PPP Contentieux général, 28 janvier 2025 — 24/02446
Texte intégral
Du 28 janvier 2025
53B
SCI/DC
PPP Contentieux général
N° RG 24/02446 - N° Portalis DBX6-W-B7I-ZTQX
CA CONSUMER FINANCE
C/
[O] [E] [P] [F] épouse [E]
Expéditions délivrées à : SAS MAXWELL
FE délivrée à : SAS MAXWELL
Le 28/01/2025
TRIBUNAL JUDICIAIRE DE BORDEAUX JUGE DES CONTENTIEUX DE LA PROTECTION Pôle protection et proximité [Adresse 5]
JUGEMENT EN DATE DU 28 janvier 2025
JUGE : Monsieur Julien STORTZ
GREFFIER : Madame Dominique CHATTERJEE
DEMANDERESSE :
Société CA CONSUMER FINANCE - RCS d’Evry N° 542 097 522 - [Adresse 2]

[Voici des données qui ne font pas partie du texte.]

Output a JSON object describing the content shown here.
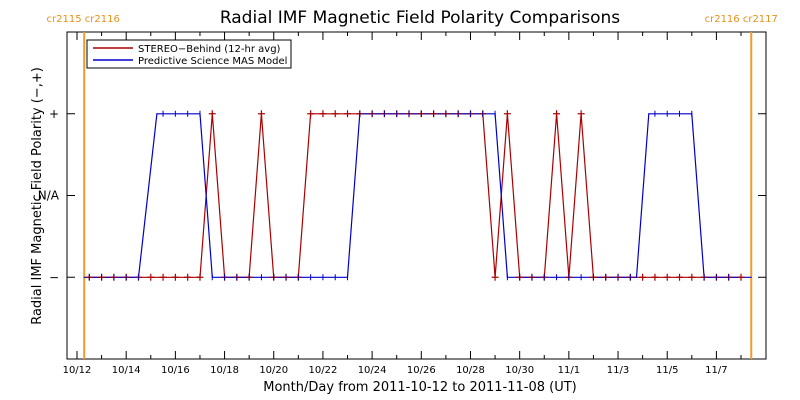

Représentée par Me Alexia LIOTARD loco M William MAXWELL de la SAS MAXWELL MAILLET BORDIEC, avocat au barreau de Bordeaux
DEFENDEURS :
1°) Monsieur [O] [E] né le [Date naissance 1] 1951 à [Localité 7], demeurant [Adresse 4]
2°) Madame [P] [F] épouse [E] née le [Date naissance 3] 1954 à [Localité 6], demeurant [Adresse 4]
Ni présents, ni représentés
DÉBATS :
Audience publique en date du 10 décembre 2024
PROCÉDURE :
Articles 480 et suivants du code de procédure civile.
EXPOSÉ DU LITIGE :
Par acte de commissaire de justice en date du 19 septembre 2024, la société CA CONSUMER FINANCE a saisi le tribunal de céans d'une demande en paiement à l'encontre de M. [O] [E] et Mme [P] [F] épouse [E].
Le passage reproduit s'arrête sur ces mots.